Step2: Set Key in Local Environment

Now, set WANDB_API_KEY in your local environment.

import os
os.environ['WANDB_API_KEY'] = "your_api_key"

Step4: Data Preparation

We will use the Orca DPO dataset from Intel for alignment through DPO. As we learned before, a DPO dataset has a prompt column, a column for selected answers, and a prompt for rejected answers.

This is a small dataset, you can use other DPO datasets like Argilla’s ultra-feedback preference data.

The data is perfect for DPO tuning. We can load the data using Huggingface’s dataset library. Change the column name question to prompt as TRL’s DPOTrainer requires it. We will also need to split Train and Test data.

from datasets import load_dataset
dataset = load_dataset("Intel/orca_dpo_pairs", split = "train")

dataset = dataset.rename_column('question','prompt')

dataset_dict = dataset.train_test_split(test_size=0.04)

Step5: Install Llama 3

We will now install Llama 3 instruct quantized model from Unsloth. This will take a few moments. The 4-bit quantized model is around 5.76 GB. The script below will install and load the model on the GPU.

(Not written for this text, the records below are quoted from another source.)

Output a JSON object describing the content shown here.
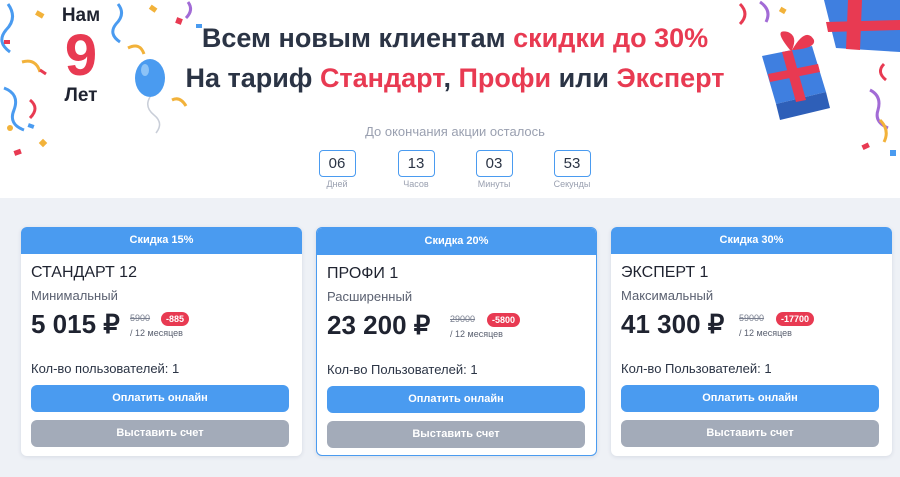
{
  "banner": {
    "age": {
      "top": "Нам",
      "number": "9",
      "bottom": "Лет"
    },
    "headline": {
      "line1_prefix": "Всем новым клиентам ",
      "line1_accent": "скидки до 30%",
      "line2_prefix": "На тариф ",
      "line2_plan1": "Стандарт",
      "line2_sep": ", ",
      "line2_plan2": "Профи",
      "line2_or": " или ",
      "line2_plan3": "Эксперт"
    },
    "countdown": {
      "label": "До окончания акции осталось",
      "units": [
        {
          "value": "06",
          "label": "Дней"
        },
        {
          "value": "13",
          "label": "Часов"
        },
        {
          "value": "03",
          "label": "Минуты"
        },
        {
          "value": "53",
          "label": "Секунды"
        }
      ]
    }
  },
  "plans": [
    {
      "discount": "Скидка 15%",
      "name": "СТАНДАРТ 12",
      "subtitle": "Минимальный",
      "price": "5 015 ₽",
      "old_price": "5900",
      "saving": "-885",
      "period": "/ 12 месяцев",
      "users": "Кол-во пользователей: 1",
      "pay_label": "Оплатить онлайн",
      "invoice_label": "Выставить счет"
    },
    {
      "discount": "Скидка 20%",
      "name": "ПРОФИ 1",
      "subtitle": "Расширенный",
      "price": "23 200 ₽",
      "old_price": "29000",
      "saving": "-5800",
      "period": "/ 12 месяцев",
      "users": "Кол-во Пользователей: 1",
      "pay_label": "Оплатить онлайн",
      "invoice_label": "Выставить счет"
    },
    {
      "discount": "Скидка 30%",
      "name": "ЭКСПЕРТ 1",
      "subtitle": "Максимальный",
      "price": "41 300 ₽",
      "old_price": "59000",
      "saving": "-17700",
      "period": "/ 12 месяцев",
      "users": "Кол-во Пользователей: 1",
      "pay_label": "Оплатить онлайн",
      "invoice_label": "Выставить счет"
    }
  ],
  "colors": {
    "accent_red": "#e83a52",
    "brand_blue": "#4a9bf0",
    "invoice_gray": "#a3abb9",
    "section_bg": "#eef1f6"
  },
  "icons": [
    "balloon-icon",
    "gift-box-icon",
    "confetti-decoration"
  ]
}
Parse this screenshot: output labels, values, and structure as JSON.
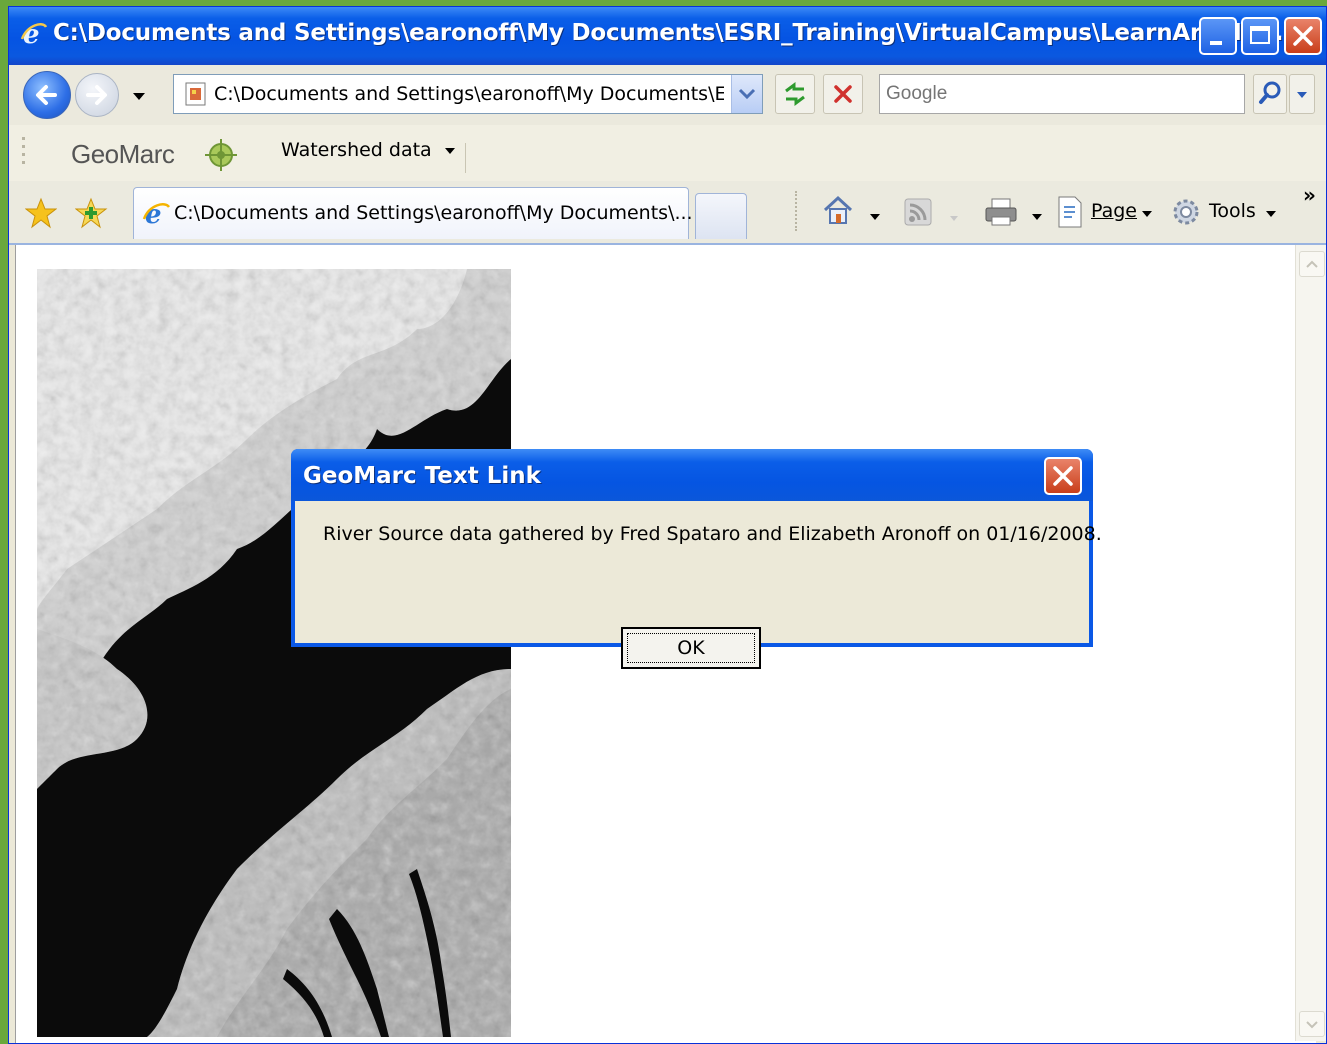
{
  "window": {
    "title": "C:\\Documents and Settings\\earonoff\\My Documents\\ESRI_Training\\VirtualCampus\\LearnArcGIS\\..."
  },
  "nav": {
    "address": "C:\\Documents and Settings\\earonoff\\My Documents\\ESRI",
    "search_placeholder": "Google"
  },
  "links_bar": {
    "brand": "GeoMarc",
    "dropdown_label": "Watershed data"
  },
  "tab": {
    "title": "C:\\Documents and Settings\\earonoff\\My Documents\\..."
  },
  "command_bar": {
    "page_label": "Page",
    "tools_label": "Tools",
    "overflow": "»"
  },
  "dialog": {
    "title": "GeoMarc Text Link",
    "message": "River Source data gathered by Fred Spataro and Elizabeth Aronoff on 01/16/2008.",
    "ok_label": "OK"
  },
  "colors": {
    "titlebar": "#0554e3",
    "window_face": "#ece9d8",
    "close_button": "#d9532e",
    "desktop_border": "#6aa83c"
  }
}
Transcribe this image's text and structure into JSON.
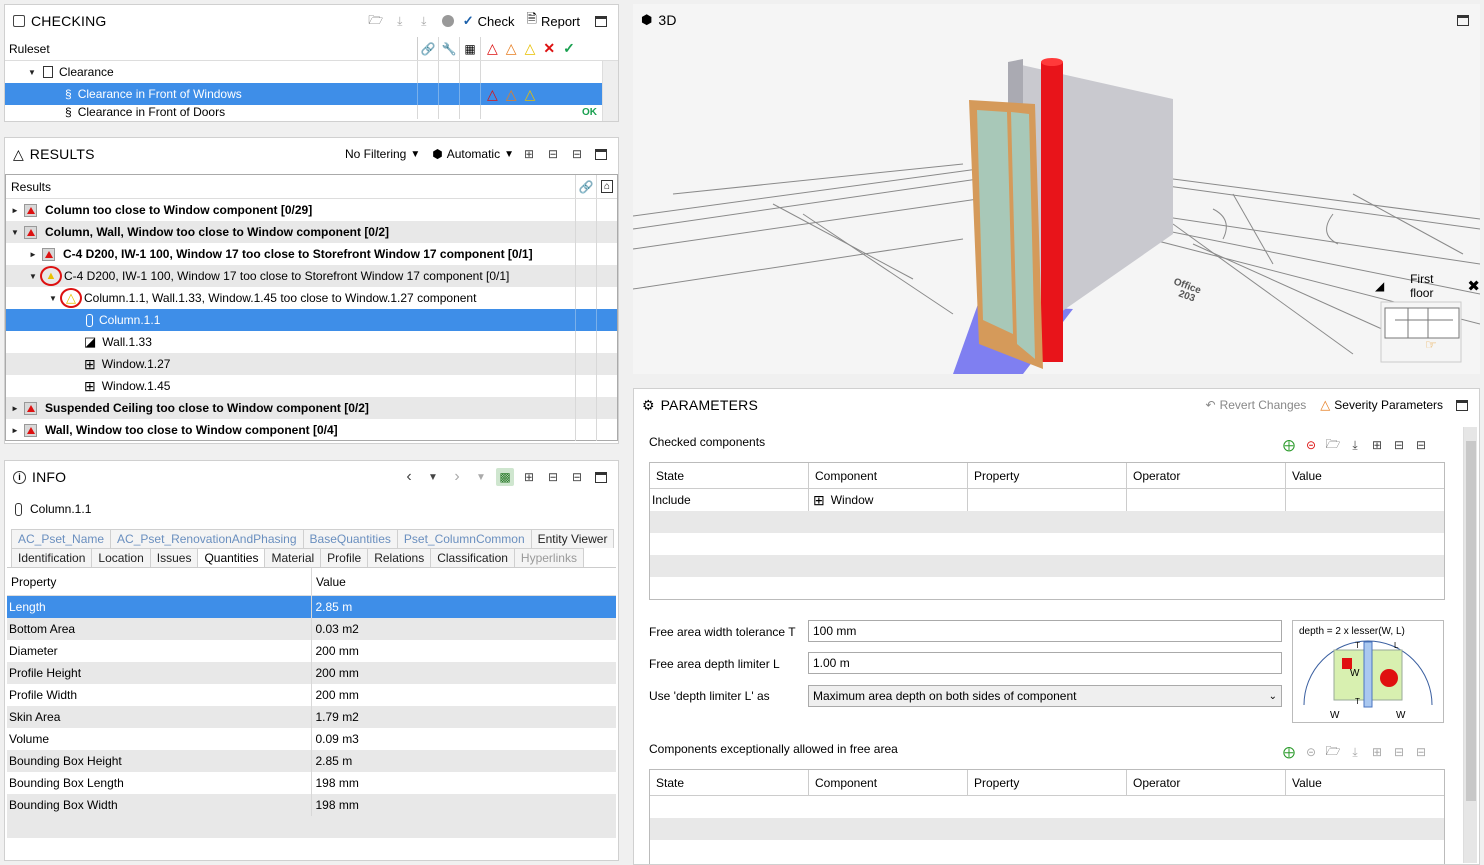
{
  "checking": {
    "title": "CHECKING",
    "check_label": "Check",
    "report_label": "Report",
    "ruleset_header": "Ruleset",
    "rows": [
      {
        "label": "Clearance"
      },
      {
        "label": "Clearance in Front of Windows"
      },
      {
        "label": "Clearance in Front of Doors",
        "status": "OK"
      }
    ]
  },
  "results": {
    "title": "RESULTS",
    "filter_label": "No Filtering",
    "mode_label": "Automatic",
    "column_header": "Results",
    "rows": [
      {
        "label": "Column too close to Window component [0/29]"
      },
      {
        "label": "Column, Wall, Window too close to Window component [0/2]"
      },
      {
        "label": "C-4 D200, IW-1 100, Window 17 too close to Storefront Window 17 component [0/1]"
      },
      {
        "label": "C-4 D200, IW-1 100, Window 17 too close to Storefront Window 17 component [0/1]"
      },
      {
        "label": "Column.1.1, Wall.1.33, Window.1.45 too close to Window.1.27 component"
      },
      {
        "label": "Column.1.1"
      },
      {
        "label": "Wall.1.33"
      },
      {
        "label": "Window.1.27"
      },
      {
        "label": "Window.1.45"
      },
      {
        "label": "Suspended Ceiling too close to Window component [0/2]"
      },
      {
        "label": "Wall, Window too close to Window component [0/4]"
      }
    ]
  },
  "info": {
    "title": "INFO",
    "selected": "Column.1.1",
    "tabs_top": [
      "AC_Pset_Name",
      "AC_Pset_RenovationAndPhasing",
      "BaseQuantities",
      "Pset_ColumnCommon",
      "Entity Viewer"
    ],
    "tabs_bottom": [
      "Identification",
      "Location",
      "Issues",
      "Quantities",
      "Material",
      "Profile",
      "Relations",
      "Classification",
      "Hyperlinks"
    ],
    "col_property": "Property",
    "col_value": "Value",
    "rows": [
      {
        "p": "Length",
        "v": "2.85 m"
      },
      {
        "p": "Bottom Area",
        "v": "0.03 m2"
      },
      {
        "p": "Diameter",
        "v": "200 mm"
      },
      {
        "p": "Profile Height",
        "v": "200 mm"
      },
      {
        "p": "Profile Width",
        "v": "200 mm"
      },
      {
        "p": "Skin Area",
        "v": "1.79 m2"
      },
      {
        "p": "Volume",
        "v": "0.09 m3"
      },
      {
        "p": "Bounding Box Height",
        "v": "2.85 m"
      },
      {
        "p": "Bounding Box Length",
        "v": "198 mm"
      },
      {
        "p": "Bounding Box Width",
        "v": "198 mm"
      }
    ]
  },
  "view3d": {
    "title": "3D",
    "floor_label": "First floor",
    "room_label": "Office",
    "room_number": "203"
  },
  "parameters": {
    "title": "PARAMETERS",
    "revert_label": "Revert Changes",
    "severity_label": "Severity Parameters",
    "checked_label": "Checked components",
    "grid_headers": [
      "State",
      "Component",
      "Property",
      "Operator",
      "Value"
    ],
    "checked_rows": [
      {
        "state": "Include",
        "component": "Window"
      }
    ],
    "tolerance_label": "Free area width tolerance T",
    "tolerance_value": "100 mm",
    "depth_label": "Free area depth limiter L",
    "depth_value": "1.00 m",
    "use_label": "Use 'depth limiter L' as",
    "use_value": "Maximum area depth on both sides of component",
    "diagram_formula": "depth = 2 x lesser(W, L)",
    "diagram_t": "T",
    "diagram_l": "L",
    "diagram_w": "W",
    "exceptions_label": "Components exceptionally allowed in free area"
  }
}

from unsloth import FastLanguageModel
import torch
max_seq_length = 4096
dtype = None 
load_in_4bit = True # Use 4bit quantization to reduce memory usage. Can be False.

model, tokenizer = FastLanguageModel.from_pretrained(
    model_name = "unsloth/llama-3-8B-instruct-bnb-4bit",
    max_seq_length = max_seq_length,
    dtype = dtype,
    load_in_4bit = load_in_4bit,
)

Step6: Load LoRA Adapters

We can now load all the required LoRA adapters to the Llama model. We will only update some 1-10% of the total parameters. Setting gradient checkpointing to “unsloth” allows 30% less memory use and accommodates 2x larger batch sizes.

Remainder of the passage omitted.